The two of us stood there in the courtyard, our hands outstretched, magic pulsing out of our fingertips in bright, continuous waves. Mab’s magic burned red and orange and yellow and black, spitting, hissing, and crackling with ash and heat. My magic glinted like a stream of silver stars all strung together, whistling and whispering with cold and frost.

Fire and Ice.

Opposing elements in so many ways.

And now, the two of us finally engaging in this battle that had been so many years in the making.

Our magic crashed together, sending up sizzling sprays of red and silver sparks, fireworks of an impressive and most deadly sort. Steam rose in the air between us, wrapping around us like fog. Sweat poured down my face, until I could barely see what I was doing, but I didn’t wipe it away—I didn’t dare do anything to interrupt my concentration.

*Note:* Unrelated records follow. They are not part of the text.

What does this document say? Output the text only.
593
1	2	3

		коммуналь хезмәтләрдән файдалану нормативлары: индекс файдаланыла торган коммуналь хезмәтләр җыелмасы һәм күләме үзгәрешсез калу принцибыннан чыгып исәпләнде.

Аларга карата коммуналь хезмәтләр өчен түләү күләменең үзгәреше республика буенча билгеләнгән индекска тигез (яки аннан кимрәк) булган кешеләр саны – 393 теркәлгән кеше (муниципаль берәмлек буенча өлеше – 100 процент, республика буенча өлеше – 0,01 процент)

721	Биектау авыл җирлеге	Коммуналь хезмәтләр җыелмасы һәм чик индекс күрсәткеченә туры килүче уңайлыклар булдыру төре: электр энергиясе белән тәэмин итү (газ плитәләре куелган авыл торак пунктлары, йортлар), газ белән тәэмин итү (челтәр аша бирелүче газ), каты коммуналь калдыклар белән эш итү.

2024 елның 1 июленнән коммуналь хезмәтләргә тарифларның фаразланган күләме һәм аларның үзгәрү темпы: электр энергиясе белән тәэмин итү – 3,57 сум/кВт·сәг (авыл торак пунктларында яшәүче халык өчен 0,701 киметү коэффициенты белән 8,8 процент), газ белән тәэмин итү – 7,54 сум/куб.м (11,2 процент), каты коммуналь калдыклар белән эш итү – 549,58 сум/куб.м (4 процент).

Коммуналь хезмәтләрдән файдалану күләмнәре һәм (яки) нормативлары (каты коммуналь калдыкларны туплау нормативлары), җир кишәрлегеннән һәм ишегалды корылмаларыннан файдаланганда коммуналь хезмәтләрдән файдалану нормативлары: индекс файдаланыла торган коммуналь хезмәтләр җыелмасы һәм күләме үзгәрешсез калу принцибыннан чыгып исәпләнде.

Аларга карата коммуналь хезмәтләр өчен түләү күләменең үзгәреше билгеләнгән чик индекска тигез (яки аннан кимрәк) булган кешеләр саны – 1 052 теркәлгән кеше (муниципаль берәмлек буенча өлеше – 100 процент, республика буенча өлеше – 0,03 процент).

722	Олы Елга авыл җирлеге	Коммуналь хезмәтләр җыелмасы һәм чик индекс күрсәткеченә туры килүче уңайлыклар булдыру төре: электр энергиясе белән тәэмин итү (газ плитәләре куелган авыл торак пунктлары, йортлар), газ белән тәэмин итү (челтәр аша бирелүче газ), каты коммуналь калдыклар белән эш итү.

I didn’t move, I didn’t blink, I didn’t even breathe.

I don’t know how long we stood there, the two of us just throwing our magic at each other, pushing, straining, and fighting with everything that we had.

But eventually, I realized that I was going to lose.

Despite all the magic I was holding on to, despite
all the raw power coursing through my veins, hell, despite the silver flames that coated my body, it still wasn’t enough. Not enough to drive back Mab’s Fire magic, not enough for my power to overtake hers and engulf her in Ice. All the rumors that I’d heard over the years were true. Mab did have more raw power than any elemental born in the last five hundred years—including me.